El día lunes 14 me trasladaron a otro piso del mismo hospital, en una habitación donde compartía con otro paciente que venía del mismo lugar que yo, el nuevo régimen y las nuevas normas. Si “allá" era obligatorio estar desnudo y acostado, “acá" era obligatorio estar con pijama y permiti­do (en algunos casos) levantarse.
 
Descubrí al lado de nuestra habitación un baño con una ducha con agua caliente y gocé del primer baño no sim­bólico. Eso, junto con la visión del parque que teníamos desde las ven­tanas del hospital, donde la temperatura primaveral hacia que se juntaran jóvenes a tomar sol en vestimenta adecuada para ello, me hizo recuperar algunas de mis condiciones más humanas y también las ganas de irme de allí lo más pronto posible. Pero no iba a ser tan fácil.
 
Debió notarse mi inquietud, porque la primera noche una enfermera me dio un comprimido que ingenuamente tomé. Al día siguiente estuve somnoliento y enojado sin saber por qué, durante todo el día. Cuando, por la noche, nuevamente me dieron la pastilla, pregunté de qué se trataba y la enfermera me contestó: Lo ignoro.
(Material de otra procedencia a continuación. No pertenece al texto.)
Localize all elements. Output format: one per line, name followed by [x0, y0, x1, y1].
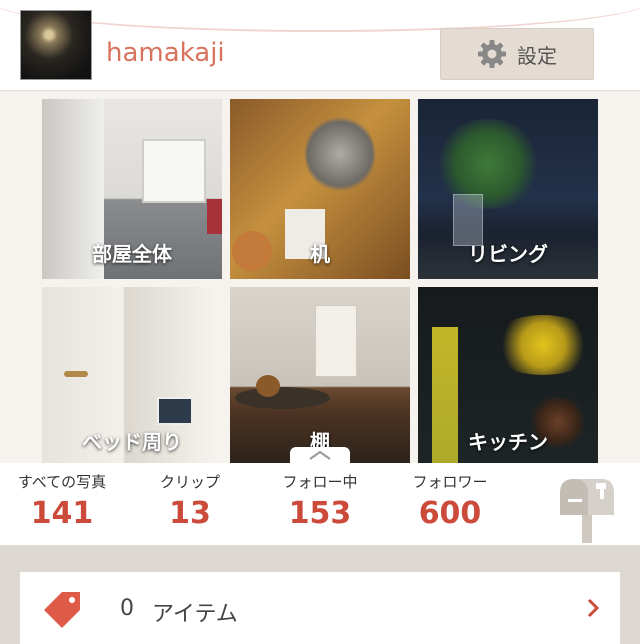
settings-button[interactable]: 設定 [440, 28, 594, 80]
tile-room-label: 部屋全体 [92, 242, 172, 266]
profile-header: hamakaji 設定 [0, 0, 640, 91]
tile-room[interactable]: 部屋全体 [42, 99, 222, 279]
tile-shelf-photo [315, 305, 357, 377]
tile-room-photo [207, 199, 222, 234]
stat-label: フォロー中 [282, 473, 358, 491]
chevron-up-icon [309, 450, 331, 460]
tile-shelf-photo [235, 387, 330, 409]
stat-value: 153 [288, 496, 352, 531]
items-count: 0 [120, 596, 134, 621]
stats-bar: すべての写真 141 クリップ 13 フォロー中 153 フォロワー 600 [0, 463, 640, 545]
stat-followers[interactable]: フォロワー 600 [395, 471, 505, 531]
tile-living-photo [433, 119, 543, 209]
expand-tab[interactable] [290, 447, 350, 463]
tile-desk-label: 机 [310, 242, 330, 266]
stat-value: 600 [418, 496, 482, 531]
tile-bedroom-photo [64, 371, 88, 377]
mailbox-icon[interactable] [556, 475, 618, 543]
stat-following[interactable]: フォロー中 153 [265, 471, 375, 531]
tile-bedroom-label: ベッド周り [82, 430, 182, 454]
photo-grid: 部屋全体 机 リビング ベッド周り 棚 キッチン [0, 91, 640, 467]
settings-label: 設定 [517, 43, 557, 68]
chevron-right-icon [587, 598, 600, 618]
stat-value: 141 [30, 496, 94, 531]
stat-value: 13 [169, 496, 211, 531]
tile-living-label: リビング [468, 242, 548, 266]
tile-living[interactable]: リビング [418, 99, 598, 279]
items-label: アイテム [152, 602, 238, 627]
stat-all-photos[interactable]: すべての写真 141 [4, 471, 120, 531]
tile-desk-photo [305, 114, 375, 194]
stat-label: すべての写真 [17, 473, 107, 491]
items-row[interactable]: 0 アイテム [20, 572, 620, 644]
stat-label: クリップ [159, 473, 220, 491]
stat-clips[interactable]: クリップ 13 [140, 471, 240, 531]
avatar[interactable] [20, 10, 92, 80]
tile-kitchen-label: キッチン [468, 430, 548, 454]
username[interactable]: hamakaji [106, 38, 225, 68]
stat-label: フォロワー [412, 473, 488, 491]
tile-kitchen[interactable]: キッチン [418, 287, 598, 467]
tile-bedroom-photo [157, 397, 193, 425]
tile-desk[interactable]: 机 [230, 99, 410, 279]
tile-kitchen-photo [488, 315, 598, 375]
tile-room-photo [142, 139, 206, 203]
tile-shelf[interactable]: 棚 [230, 287, 410, 467]
tile-bedroom[interactable]: ベッド周り [42, 287, 222, 467]
tag-icon [44, 592, 80, 628]
gear-icon [478, 40, 506, 68]
tile-shelf-photo [256, 375, 280, 397]
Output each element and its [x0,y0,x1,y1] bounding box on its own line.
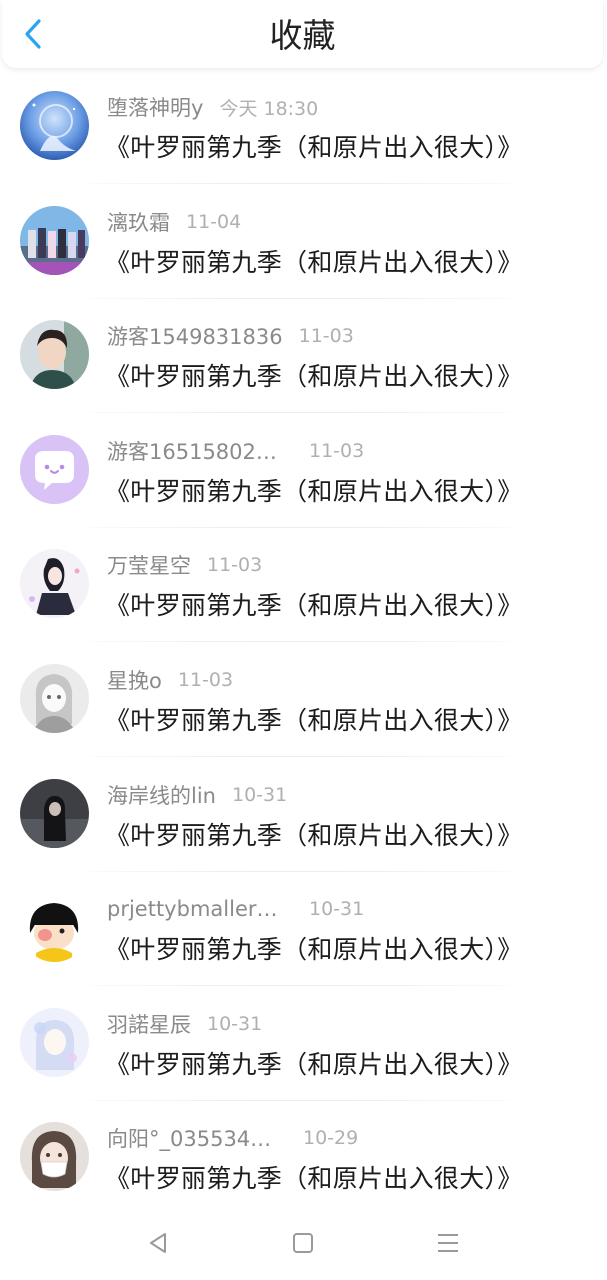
favorite-title[interactable]: 《叶罗丽第九季（和原片出入很大）》 [105,243,523,279]
sketch-girl-avatar[interactable] [20,663,89,733]
list-item[interactable]: 向阳°_03553420... 10-29 《叶罗丽第九季（和原片出入很大）》 [0,1101,607,1216]
list-item[interactable]: 漓玖霜 11-04 《叶罗丽第九季（和原片出入很大）》 [0,185,607,300]
username[interactable]: 游客165158020... [107,436,283,466]
timestamp: 10-29 [303,1127,359,1150]
timestamp: 11-03 [309,439,365,462]
nav-home-button[interactable] [285,1228,321,1258]
pastel-anime-avatar[interactable] [20,1007,89,1077]
timestamp: 11-03 [298,325,354,348]
moon-night-avatar[interactable] [20,91,89,160]
list-item[interactable]: 游客165158020... 11-03 《叶罗丽第九季（和原片出入很大）》 [0,414,607,529]
system-nav-bar [0,1212,607,1280]
nav-back-button[interactable] [140,1228,176,1258]
list-item[interactable]: prjettybmallerin... 10-31 《叶罗丽第九季（和原片出入很… [0,872,607,987]
favorites-list: 堕落神明y 今天 18:30 《叶罗丽第九季（和原片出入很大）》 漓玖霜 11-… [0,70,607,1216]
timestamp: 11-04 [186,210,242,233]
username[interactable]: 向阳°_03553420... [107,1123,283,1153]
cartoon-girl-avatar[interactable] [20,893,89,963]
username[interactable]: 漓玖霜 [107,207,170,237]
timestamp: 10-31 [309,898,365,921]
list-item[interactable]: 游客1549831836 11-03 《叶罗丽第九季（和原片出入很大）》 [0,299,607,414]
favorite-title[interactable]: 《叶罗丽第九季（和原片出入很大）》 [105,816,523,852]
triangle-back-icon [150,1233,166,1253]
favorite-title[interactable]: 《叶罗丽第九季（和原片出入很大）》 [105,1045,523,1081]
default-chat-avatar[interactable] [20,434,89,504]
username[interactable]: 海岸线的lin [107,780,216,810]
favorite-title[interactable]: 《叶罗丽第九季（和原片出入很大）》 [105,930,523,966]
timestamp: 10-31 [207,1012,263,1035]
page-title: 收藏 [269,16,336,55]
list-item[interactable]: 万莹星空 11-03 《叶罗丽第九季（和原片出入很大）》 [0,528,607,643]
nav-menu-button[interactable] [430,1228,466,1258]
anime-girl-avatar[interactable] [20,549,89,619]
list-item[interactable]: 星挽o 11-03 《叶罗丽第九季（和原片出入很大）》 [0,643,607,758]
username[interactable]: prjettybmallerin... [107,897,283,921]
username[interactable]: 万莹星空 [107,550,191,580]
username[interactable]: 游客1549831836 [107,321,283,351]
timestamp: 今天 18:30 [219,97,319,120]
hamburger-menu-icon [438,1234,458,1252]
square-home-icon [293,1233,313,1253]
username[interactable]: 星挽o [107,665,162,695]
group-photo-avatar[interactable] [20,205,89,275]
boy-portrait-avatar[interactable] [20,320,89,390]
timestamp: 11-03 [207,554,263,577]
favorite-title[interactable]: 《叶罗丽第九季（和原片出入很大）》 [105,128,523,164]
list-item[interactable]: 堕落神明y 今天 18:30 《叶罗丽第九季（和原片出入很大）》 [0,70,607,185]
favorite-title[interactable]: 《叶罗丽第九季（和原片出入很大）》 [105,701,523,737]
top-bar: 收藏 [2,0,603,68]
favorite-title[interactable]: 《叶罗丽第九季（和原片出入很大）》 [105,472,523,508]
favorite-title[interactable]: 《叶罗丽第九季（和原片出入很大）》 [105,1159,523,1195]
favorite-title[interactable]: 《叶罗丽第九季（和原片出入很大）》 [105,357,523,393]
list-item[interactable]: 海岸线的lin 10-31 《叶罗丽第九季（和原片出入很大）》 [0,758,607,873]
list-item[interactable]: 羽諾星辰 10-31 《叶罗丽第九季（和原片出入很大）》 [0,987,607,1102]
dark-girl-avatar[interactable] [20,778,89,848]
favorite-title[interactable]: 《叶罗丽第九季（和原片出入很大）》 [105,586,523,622]
timestamp: 10-31 [231,783,288,806]
masked-girl-avatar[interactable] [20,1122,89,1192]
timestamp: 11-03 [177,668,234,691]
username[interactable]: 堕落神明y [107,92,203,122]
username[interactable]: 羽諾星辰 [107,1009,191,1039]
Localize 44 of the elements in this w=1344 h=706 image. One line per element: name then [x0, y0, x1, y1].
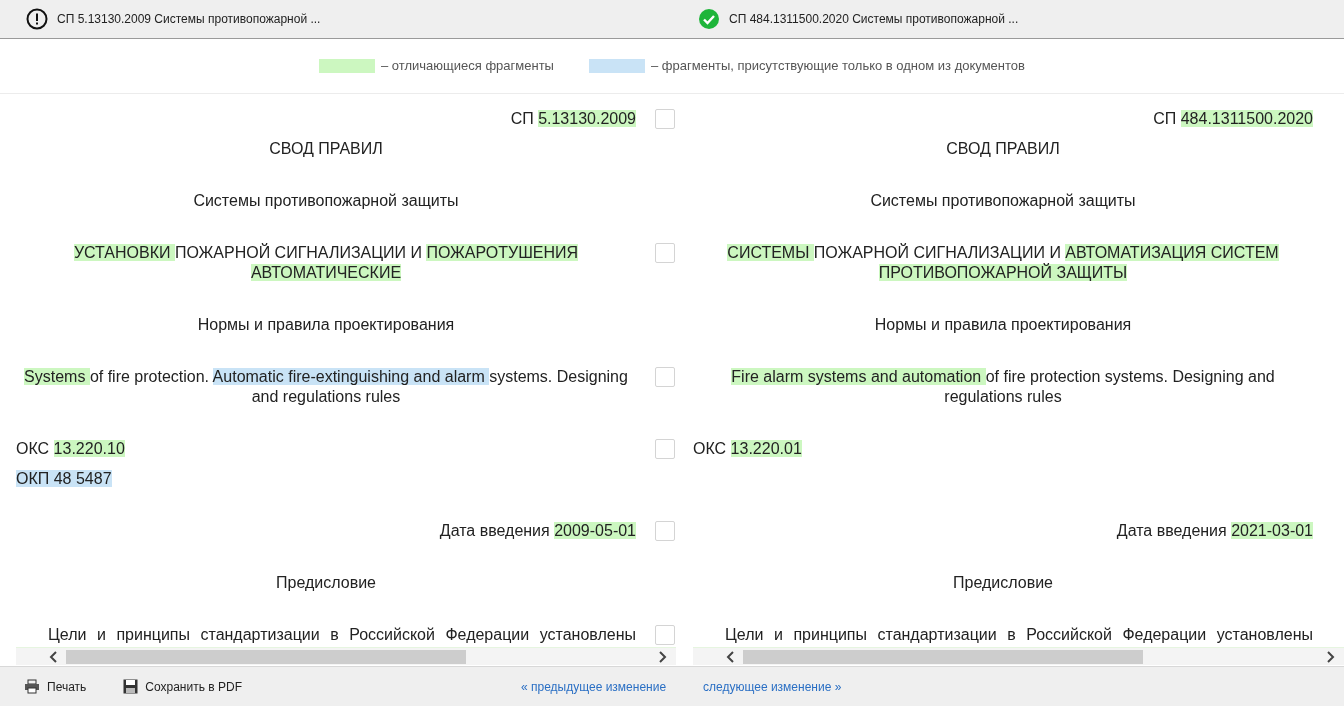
scrollbar-thumb[interactable] [743, 649, 1143, 664]
checkbox[interactable] [654, 367, 675, 387]
previous-change-link[interactable]: « предыдущее изменение [521, 677, 667, 696]
paragraph-text: СВОД ПРАВИЛ [268, 139, 384, 159]
horizontal-scrollbar[interactable] [16, 647, 676, 665]
printer-icon [24, 679, 40, 694]
checkbox[interactable] [654, 109, 675, 129]
paragraph-text: Цели и принципы стандартизации в Российской Федерации установлены [724, 625, 1313, 645]
paragraph-text: Цели и принципы стандартизации в Российской Федерации установлены [47, 625, 636, 645]
paragraph-text: ОКС 13.220.10 [16, 439, 126, 459]
paragraph-text: Systems of fire protection. Automatic fire-extinguishing and alarm systems. Designing and regulations rules [23, 367, 629, 407]
warning-icon [26, 8, 48, 30]
checkbox[interactable] [654, 521, 675, 541]
legend-label: – фрагменты, присутствующие только в одном из документов [650, 57, 1025, 76]
paragraph-text: Нормы и правила проектирования [196, 315, 456, 335]
paragraph-text: Системы противопожарной защиты [192, 191, 460, 211]
paragraph-text: ОКС 13.220.01 [693, 439, 803, 459]
print-button[interactable]: Печать [24, 677, 87, 696]
document-title: СП 5.13130.2009 Системы противопожарной ... [57, 11, 321, 28]
checkbox[interactable] [654, 243, 675, 263]
legend-swatch [588, 59, 645, 73]
paragraph-text: Дата введения 2021-03-01 [1115, 521, 1313, 541]
paragraph-text: Предисловие [275, 573, 377, 593]
paragraph-text: СВОД ПРАВИЛ [945, 139, 1061, 159]
horizontal-scrollbar[interactable] [693, 647, 1344, 665]
paragraph-text: Системы противопожарной защиты [869, 191, 1137, 211]
paragraph-text: СП 5.13130.2009 [509, 109, 636, 129]
checkbox[interactable] [654, 439, 675, 459]
legend-swatch [319, 59, 376, 73]
scrollbar-thumb[interactable] [66, 649, 466, 664]
checkbox[interactable] [654, 625, 675, 645]
paragraph-text: ОКП 48 5487 [16, 469, 113, 489]
paragraph-text: СИСТЕМЫ ПОЖАРНОЙ СИГНАЛИЗАЦИИ И АВТОМАТИЗАЦИЯ СИСТЕМ ПРОТИВОПОЖАРНОЙ ЗАЩИТЫ [726, 243, 1280, 283]
document-title: СП 484.1311500.2020 Системы противопожарной ... [729, 11, 1019, 28]
legend-label: – отличающиеся фрагменты [381, 57, 554, 76]
paragraph-text: Нормы и правила проектирования [873, 315, 1133, 335]
paragraph-text: СП 484.1311500.2020 [1152, 109, 1313, 129]
paragraph-text: Fire alarm systems and automation of fire protection systems. Designing and regulations rules [730, 367, 1276, 407]
check-icon [698, 8, 720, 30]
paragraph-text: Дата введения 2009-05-01 [438, 521, 636, 541]
save-pdf-button[interactable]: Сохранить в PDF [123, 677, 242, 696]
paragraph-text: УСТАНОВКИ ПОЖАРНОЙ СИГНАЛИЗАЦИИ И ПОЖАРОТУШЕНИЯ АВТОМАТИЧЕСКИЕ [72, 243, 580, 283]
next-change-link[interactable]: следующее изменение » [703, 677, 842, 696]
paragraph-text: Предисловие [952, 573, 1054, 593]
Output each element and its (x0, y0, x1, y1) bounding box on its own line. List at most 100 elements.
A lo que respondí que pensaba que se trataba de propóleos y que me negaba a tomarlo, por temor a la intoxi­cación. Me di cuenta que el humor de la enfermera no había aceptado de buen grado la broma que, justo es reconocerlo, tampoco había sido hecha de buen grado.
 
Mientras tanto, esperaba el examen del funcionamiento del marcapaso para que se me diera el alta hospitalaria; pero, por dificultades de coordinación, eso no se pudo realizar el día martes y amenazaba prolon­garse en forma indefinida sin razones claras que lo justificaran. Por lo que el día miércoles hice saber (vía Asia y María) que, o me daban el alta o me iba sin ella. La médica que me atendió en esa circunstancia me preguntó cuál era la razón de mi inquietud y si acaso me habían tratado mal en el servicio donde me encontraba. Esa misma médica (que conocía mi profe­sión y mi especialidad de sanitarista) había comentado conmigo durante la instalación del marcapaso definitivo la necesidad de reformar los servicios hospitalarios y la dificultad para hacerlo, dadas las características ideológi­cas de muchos de los personajes involucrados.
 
Me dieron el alta y me fui a mi casa en el que se convirtió en uno de los días más felices de mi vida.
 
Aquí terminan las anécdotas. Contadas así y en retrospectiva, algunas parecen graciosas. Desde la cama donde las viví, no me hicieron ninguna gracia. (...)”.